Moving over to Nvidia’s chief rival in the sector, Intel (which spent some $15.3bn to acquire a powerful position in the market) is hoping that its new Mobileye assets build on the success of previous Mobileye designs (the EyeQ2 and EyeQ3) and continue to enjoy wins with automakers and their suppliers.
This week, Intel and Mobileye have published an academic paper that contains a formula that Intel says provides a mathematical model that will “ensure a self-driving vehicle operates in a responsible manner, and does not cause accidents for which it can be blamed.” You can find the full paper here, and a layman’s version here.
The main thrust of the publication is the proposed Responsibility Sensitive Safety model, which aims to create a mathematical version of ‘responsibility and caution’ and define a ‘safe state’ where a self-driving car can’t be the cause of an accident, regardless of what other vehicles around it are doing. Basically, it’s looking to ensure that the manufacturers are never going to be the target of a humongous lawsuit, and these are the mathematical rules to follow to adhere to Intel’s guidelines.
It does make for quite an interesting read, and as it doesn’t rely on specific technologies or intellectual property (currently, at least, we believe), it could be adopted widely by the auto industry. Lawmakers and insurance companies will also be rather interested in the approach, as those two topics can spark nearly endless debate about challenges ahead for integrating autonomous vehicles on today’s roads – and if the model works as functioned, then it could iron out rather a lot of the concerns that are frequently expressed.
Elsewhere in the industry, Qualcomm’s acquisition target NXP is preparing to unveil a ‘whole vehicle’ platform to simply its myriad of automotive processors. Called NXP S32, it is apparently being designed to that the OEMs and their Tier Ones can better re-use code and software across the vehicle domains – such as drivetrain, braking, stability management, HVAC, etc.

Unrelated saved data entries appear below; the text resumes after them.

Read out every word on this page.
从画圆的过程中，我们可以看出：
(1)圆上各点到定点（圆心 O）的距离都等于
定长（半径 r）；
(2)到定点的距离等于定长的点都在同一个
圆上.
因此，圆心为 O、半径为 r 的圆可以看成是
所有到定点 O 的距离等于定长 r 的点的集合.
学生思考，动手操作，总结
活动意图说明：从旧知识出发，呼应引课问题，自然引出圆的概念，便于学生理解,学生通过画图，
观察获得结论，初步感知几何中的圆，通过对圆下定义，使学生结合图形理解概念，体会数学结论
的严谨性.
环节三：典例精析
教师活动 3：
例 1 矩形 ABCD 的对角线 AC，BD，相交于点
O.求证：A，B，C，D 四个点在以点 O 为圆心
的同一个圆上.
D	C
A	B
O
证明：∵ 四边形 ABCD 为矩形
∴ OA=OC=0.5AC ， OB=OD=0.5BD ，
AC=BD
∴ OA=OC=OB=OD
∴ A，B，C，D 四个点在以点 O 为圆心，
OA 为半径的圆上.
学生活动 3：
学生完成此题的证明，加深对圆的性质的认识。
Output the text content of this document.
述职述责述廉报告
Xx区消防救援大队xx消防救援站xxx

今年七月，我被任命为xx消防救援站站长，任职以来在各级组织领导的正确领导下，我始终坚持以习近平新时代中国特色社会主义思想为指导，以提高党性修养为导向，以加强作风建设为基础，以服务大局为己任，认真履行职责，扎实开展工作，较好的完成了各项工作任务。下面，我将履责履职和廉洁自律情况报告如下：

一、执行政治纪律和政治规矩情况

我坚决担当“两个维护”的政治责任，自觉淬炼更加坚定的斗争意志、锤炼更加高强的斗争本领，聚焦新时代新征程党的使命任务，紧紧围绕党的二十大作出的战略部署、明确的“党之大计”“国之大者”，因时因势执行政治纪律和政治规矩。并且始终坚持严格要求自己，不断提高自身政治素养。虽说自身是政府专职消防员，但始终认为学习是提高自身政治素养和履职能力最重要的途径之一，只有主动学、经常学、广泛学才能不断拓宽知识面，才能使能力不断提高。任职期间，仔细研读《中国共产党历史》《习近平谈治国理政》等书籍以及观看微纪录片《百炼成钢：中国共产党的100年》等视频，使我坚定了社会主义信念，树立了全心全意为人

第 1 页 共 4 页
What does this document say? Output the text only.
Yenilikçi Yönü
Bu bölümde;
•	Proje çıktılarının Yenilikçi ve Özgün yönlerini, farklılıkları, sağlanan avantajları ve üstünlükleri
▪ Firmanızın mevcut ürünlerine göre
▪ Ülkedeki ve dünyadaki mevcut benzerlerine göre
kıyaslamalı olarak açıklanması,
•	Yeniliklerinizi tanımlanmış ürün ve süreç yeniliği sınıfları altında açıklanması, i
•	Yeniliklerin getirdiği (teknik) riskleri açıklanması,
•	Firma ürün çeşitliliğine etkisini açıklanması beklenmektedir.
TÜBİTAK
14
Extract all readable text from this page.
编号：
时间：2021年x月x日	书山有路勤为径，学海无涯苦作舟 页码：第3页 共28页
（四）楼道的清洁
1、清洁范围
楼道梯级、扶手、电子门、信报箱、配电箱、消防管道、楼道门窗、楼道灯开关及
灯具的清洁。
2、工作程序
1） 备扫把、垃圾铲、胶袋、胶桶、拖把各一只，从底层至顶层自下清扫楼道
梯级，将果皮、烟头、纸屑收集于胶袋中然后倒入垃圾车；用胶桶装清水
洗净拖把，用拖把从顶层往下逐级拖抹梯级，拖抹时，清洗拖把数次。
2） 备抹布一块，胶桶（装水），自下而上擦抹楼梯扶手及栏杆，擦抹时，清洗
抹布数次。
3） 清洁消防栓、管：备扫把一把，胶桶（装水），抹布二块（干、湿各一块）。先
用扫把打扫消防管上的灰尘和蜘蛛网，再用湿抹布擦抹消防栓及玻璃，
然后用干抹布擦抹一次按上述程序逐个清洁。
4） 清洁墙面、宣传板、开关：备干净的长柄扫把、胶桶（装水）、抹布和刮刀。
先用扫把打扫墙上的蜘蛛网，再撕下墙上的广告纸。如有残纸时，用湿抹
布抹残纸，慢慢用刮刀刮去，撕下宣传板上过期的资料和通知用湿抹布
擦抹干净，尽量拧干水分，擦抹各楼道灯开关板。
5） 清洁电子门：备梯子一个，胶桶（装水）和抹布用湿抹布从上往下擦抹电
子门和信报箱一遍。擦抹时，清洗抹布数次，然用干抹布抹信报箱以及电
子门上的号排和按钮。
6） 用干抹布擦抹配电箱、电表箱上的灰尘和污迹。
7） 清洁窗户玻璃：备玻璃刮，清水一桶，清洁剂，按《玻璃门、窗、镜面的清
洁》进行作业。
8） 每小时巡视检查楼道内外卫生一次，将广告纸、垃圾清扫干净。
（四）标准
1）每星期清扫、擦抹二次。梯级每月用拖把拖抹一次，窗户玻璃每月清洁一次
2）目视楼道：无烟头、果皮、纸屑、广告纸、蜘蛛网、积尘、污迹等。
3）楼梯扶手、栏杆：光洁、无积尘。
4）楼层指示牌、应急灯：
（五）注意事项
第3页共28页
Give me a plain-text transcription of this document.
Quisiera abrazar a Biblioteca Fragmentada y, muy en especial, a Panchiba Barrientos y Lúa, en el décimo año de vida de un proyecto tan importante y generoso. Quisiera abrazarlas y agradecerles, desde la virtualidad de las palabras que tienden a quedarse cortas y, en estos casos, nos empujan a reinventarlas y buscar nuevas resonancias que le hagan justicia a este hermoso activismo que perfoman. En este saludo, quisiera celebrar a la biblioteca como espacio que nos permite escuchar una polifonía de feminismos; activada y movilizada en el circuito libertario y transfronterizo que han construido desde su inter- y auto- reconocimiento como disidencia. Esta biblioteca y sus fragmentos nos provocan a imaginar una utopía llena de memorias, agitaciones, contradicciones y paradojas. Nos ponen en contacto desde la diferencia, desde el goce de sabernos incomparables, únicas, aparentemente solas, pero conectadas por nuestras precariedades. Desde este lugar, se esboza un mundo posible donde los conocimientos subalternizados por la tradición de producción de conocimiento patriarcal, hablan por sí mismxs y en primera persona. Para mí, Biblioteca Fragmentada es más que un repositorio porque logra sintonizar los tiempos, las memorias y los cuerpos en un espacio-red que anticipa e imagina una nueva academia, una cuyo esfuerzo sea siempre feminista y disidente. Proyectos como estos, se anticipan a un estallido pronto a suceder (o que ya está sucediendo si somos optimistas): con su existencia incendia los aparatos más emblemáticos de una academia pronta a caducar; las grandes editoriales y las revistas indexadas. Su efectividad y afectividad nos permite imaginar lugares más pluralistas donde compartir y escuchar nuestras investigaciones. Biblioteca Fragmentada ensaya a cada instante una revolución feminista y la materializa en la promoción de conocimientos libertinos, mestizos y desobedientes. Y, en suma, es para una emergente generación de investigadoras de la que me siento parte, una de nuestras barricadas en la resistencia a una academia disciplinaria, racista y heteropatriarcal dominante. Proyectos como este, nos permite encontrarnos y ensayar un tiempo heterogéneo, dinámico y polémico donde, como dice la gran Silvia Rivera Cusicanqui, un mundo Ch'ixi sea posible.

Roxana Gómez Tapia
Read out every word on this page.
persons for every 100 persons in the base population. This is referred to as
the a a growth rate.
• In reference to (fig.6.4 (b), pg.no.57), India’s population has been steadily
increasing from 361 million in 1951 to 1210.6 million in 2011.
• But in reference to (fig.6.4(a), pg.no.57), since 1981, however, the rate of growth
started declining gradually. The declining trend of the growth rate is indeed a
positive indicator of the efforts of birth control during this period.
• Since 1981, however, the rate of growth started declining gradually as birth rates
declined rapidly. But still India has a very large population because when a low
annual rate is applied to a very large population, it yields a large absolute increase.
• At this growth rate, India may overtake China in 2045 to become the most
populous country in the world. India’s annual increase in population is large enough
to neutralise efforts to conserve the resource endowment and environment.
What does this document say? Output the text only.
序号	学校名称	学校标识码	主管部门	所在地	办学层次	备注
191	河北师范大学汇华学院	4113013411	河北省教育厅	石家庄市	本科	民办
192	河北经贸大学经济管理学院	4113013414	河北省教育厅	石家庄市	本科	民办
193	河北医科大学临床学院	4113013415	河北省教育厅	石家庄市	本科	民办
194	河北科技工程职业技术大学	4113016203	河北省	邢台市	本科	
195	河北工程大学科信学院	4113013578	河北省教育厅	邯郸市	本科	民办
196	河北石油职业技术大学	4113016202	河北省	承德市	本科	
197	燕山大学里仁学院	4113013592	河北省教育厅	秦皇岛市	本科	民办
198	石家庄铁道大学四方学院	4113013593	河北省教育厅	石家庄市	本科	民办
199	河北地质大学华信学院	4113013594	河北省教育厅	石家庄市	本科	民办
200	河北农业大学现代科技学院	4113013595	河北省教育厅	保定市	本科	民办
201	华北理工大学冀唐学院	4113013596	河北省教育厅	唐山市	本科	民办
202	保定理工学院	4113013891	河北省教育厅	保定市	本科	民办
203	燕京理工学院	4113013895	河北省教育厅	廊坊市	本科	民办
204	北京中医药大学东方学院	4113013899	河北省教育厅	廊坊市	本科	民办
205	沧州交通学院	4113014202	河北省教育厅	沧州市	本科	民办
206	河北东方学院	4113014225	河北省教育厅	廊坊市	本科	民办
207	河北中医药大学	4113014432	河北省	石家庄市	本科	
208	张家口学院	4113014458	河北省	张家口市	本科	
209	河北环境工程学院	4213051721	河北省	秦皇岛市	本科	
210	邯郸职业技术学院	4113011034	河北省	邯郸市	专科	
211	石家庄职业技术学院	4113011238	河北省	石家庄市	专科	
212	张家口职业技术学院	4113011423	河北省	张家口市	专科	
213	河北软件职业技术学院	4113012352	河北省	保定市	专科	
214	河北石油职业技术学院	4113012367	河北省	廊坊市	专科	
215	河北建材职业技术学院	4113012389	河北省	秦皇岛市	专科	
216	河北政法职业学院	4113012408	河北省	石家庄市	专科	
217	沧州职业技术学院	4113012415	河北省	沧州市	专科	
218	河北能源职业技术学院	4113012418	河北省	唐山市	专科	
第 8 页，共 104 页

We will have to wait to see the fruits of those labors, as NXP doesn’t plan on releasing anything on that new platform until 2018. Qualcomm should have completed the acquisition by then (or the financial analysts are going to have a field day), but NXP will be wary that the likes of Intel and Nvidia are aiming to muscle in on a core market – as NXP is still the leading automotive chip supplier. Speaking to EE Times, NXP said that 8 of the top 15 OEMs are already adopting S32.
And the final piece of notable automotive news was that Denso, another major supplier, has taken a license for ARM’s new Cortex-R52 chips, which it plans to use to create processors that comply with the very strict safety regulations. ARM says that the R52 is being rapidly adopted by “the worldwide design community as the go-to solution for embedded functional safety.”
“Partnering with Arm gives us access to its vast ecosystem and will allow us to continue to drive toward enabling the next generation of safe, highly automated driving systems and vehicle control,” said Hideki Sugimoto, Project GM, BASIS Electronics R&D Div. of Denso. “As the automotive revolution continues, our focus is on working with partners to build the right technologies to meet changing industry needs. We evaluated the Cortex-R52 and concluded that the processor’s functional safety capabilities were an excellent match for advanced future automotive applications. Denso, along with our newly established subsidiary NSITEXE, will now work to further enhance these solutions.”